Estaba cansado, llevaba más de ocho horas sin parar de cabalgar, le dolía todo el cuerpo pero no podía detenerse; no ahora, cuando estaba a punto de llegar.
Toma resuello. Entre la bruma de su propio vaho pueden distinguirse las luces lejanas del campamento, al otro lado de las líneas enemigas.
Cierra con fuerza los ojos, exhala el aire y deja que los pulmones se llenen con el fresco aroma del bosque.
Apreta los dientes, se levanta sobre los estribos inclinándose hacia adelante y canaliza todo el ímpetu de su montura en una clara y marcada línea recta.
No tarda en oírse la voz del vigía; detona la pólvora y silban las balas a su alrededor.

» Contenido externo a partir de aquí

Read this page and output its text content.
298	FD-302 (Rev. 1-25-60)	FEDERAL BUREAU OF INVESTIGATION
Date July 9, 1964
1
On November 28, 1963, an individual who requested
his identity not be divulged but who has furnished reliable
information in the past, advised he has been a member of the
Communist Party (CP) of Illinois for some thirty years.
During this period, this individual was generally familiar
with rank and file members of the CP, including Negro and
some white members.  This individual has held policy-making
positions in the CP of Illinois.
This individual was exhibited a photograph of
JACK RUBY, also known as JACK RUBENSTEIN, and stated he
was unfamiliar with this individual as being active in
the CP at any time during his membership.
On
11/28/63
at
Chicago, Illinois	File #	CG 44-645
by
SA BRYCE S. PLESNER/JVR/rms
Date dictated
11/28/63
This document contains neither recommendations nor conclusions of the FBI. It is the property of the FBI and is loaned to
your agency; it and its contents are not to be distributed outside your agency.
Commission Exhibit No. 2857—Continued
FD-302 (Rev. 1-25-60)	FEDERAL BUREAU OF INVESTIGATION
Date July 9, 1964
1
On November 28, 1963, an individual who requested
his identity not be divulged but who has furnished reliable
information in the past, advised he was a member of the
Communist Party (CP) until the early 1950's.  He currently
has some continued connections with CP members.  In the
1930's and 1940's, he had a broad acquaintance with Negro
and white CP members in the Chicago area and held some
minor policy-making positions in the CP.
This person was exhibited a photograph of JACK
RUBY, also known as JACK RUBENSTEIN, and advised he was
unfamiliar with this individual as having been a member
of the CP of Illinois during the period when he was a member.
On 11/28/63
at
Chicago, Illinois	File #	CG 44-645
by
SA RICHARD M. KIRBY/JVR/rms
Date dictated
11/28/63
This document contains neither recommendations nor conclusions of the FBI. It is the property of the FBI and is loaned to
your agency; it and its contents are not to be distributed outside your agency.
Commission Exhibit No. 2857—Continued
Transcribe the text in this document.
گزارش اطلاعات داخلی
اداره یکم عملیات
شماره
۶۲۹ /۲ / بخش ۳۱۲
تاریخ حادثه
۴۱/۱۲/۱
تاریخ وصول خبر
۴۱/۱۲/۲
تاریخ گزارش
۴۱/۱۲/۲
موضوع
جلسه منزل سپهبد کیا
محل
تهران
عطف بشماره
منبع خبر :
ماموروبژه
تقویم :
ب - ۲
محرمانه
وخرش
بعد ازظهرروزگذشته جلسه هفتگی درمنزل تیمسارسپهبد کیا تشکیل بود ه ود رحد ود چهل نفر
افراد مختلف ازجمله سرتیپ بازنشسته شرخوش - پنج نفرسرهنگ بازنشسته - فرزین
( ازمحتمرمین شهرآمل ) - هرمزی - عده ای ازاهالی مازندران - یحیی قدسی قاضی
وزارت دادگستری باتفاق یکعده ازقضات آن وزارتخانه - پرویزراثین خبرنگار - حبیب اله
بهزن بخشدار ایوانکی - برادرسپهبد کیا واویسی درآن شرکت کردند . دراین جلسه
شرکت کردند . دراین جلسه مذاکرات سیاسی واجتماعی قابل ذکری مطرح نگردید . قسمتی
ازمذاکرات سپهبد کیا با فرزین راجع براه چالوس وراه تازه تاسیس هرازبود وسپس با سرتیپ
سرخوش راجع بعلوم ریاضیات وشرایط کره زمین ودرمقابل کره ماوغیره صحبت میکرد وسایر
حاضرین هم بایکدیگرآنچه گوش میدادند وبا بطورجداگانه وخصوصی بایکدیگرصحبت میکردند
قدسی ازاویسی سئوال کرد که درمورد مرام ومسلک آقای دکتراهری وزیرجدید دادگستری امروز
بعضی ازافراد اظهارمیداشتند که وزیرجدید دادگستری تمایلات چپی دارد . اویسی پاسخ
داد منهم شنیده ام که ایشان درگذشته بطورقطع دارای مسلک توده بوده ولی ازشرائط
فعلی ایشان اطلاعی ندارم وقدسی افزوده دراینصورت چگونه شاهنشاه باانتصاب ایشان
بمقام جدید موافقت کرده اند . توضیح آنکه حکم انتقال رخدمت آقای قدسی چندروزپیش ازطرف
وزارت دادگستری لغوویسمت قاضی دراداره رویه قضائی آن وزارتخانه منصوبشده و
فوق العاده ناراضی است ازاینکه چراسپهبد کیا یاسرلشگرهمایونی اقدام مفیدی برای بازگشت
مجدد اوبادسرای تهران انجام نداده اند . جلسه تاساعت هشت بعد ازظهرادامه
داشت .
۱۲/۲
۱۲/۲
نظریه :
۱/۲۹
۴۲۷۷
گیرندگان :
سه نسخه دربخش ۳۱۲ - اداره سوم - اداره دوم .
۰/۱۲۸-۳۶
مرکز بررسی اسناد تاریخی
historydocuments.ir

Los lados se difuminan, las crines ondean al viento y un resoplido mantiene el fuego del animal al rojo vivo.
Atraviesa el primer puesto, salta la bestia ignorando a los soldados. Algún plomo muerde, no sabe cuánto ni dónde, su propio cuerpo desdeña el dolor y continúa hacia el objetivo.
El sabor a hierro lo inunda todo, la vista se emborrona y focaliza todas sus fuerzas en aguantar.
Tres hombres se interponen en el camino, apuntan con los fusiles y Junsen decide no parar.
Suena seco el golpe, de bestia contra hombres, a huesos rotos contra el suelo y a carne herida por las balas. Su cuerpo se mantiene por pura voluntad y continúa por inercia hasta que llega a territorio amigo, entrega el mensaje y puede, al fin, descansar.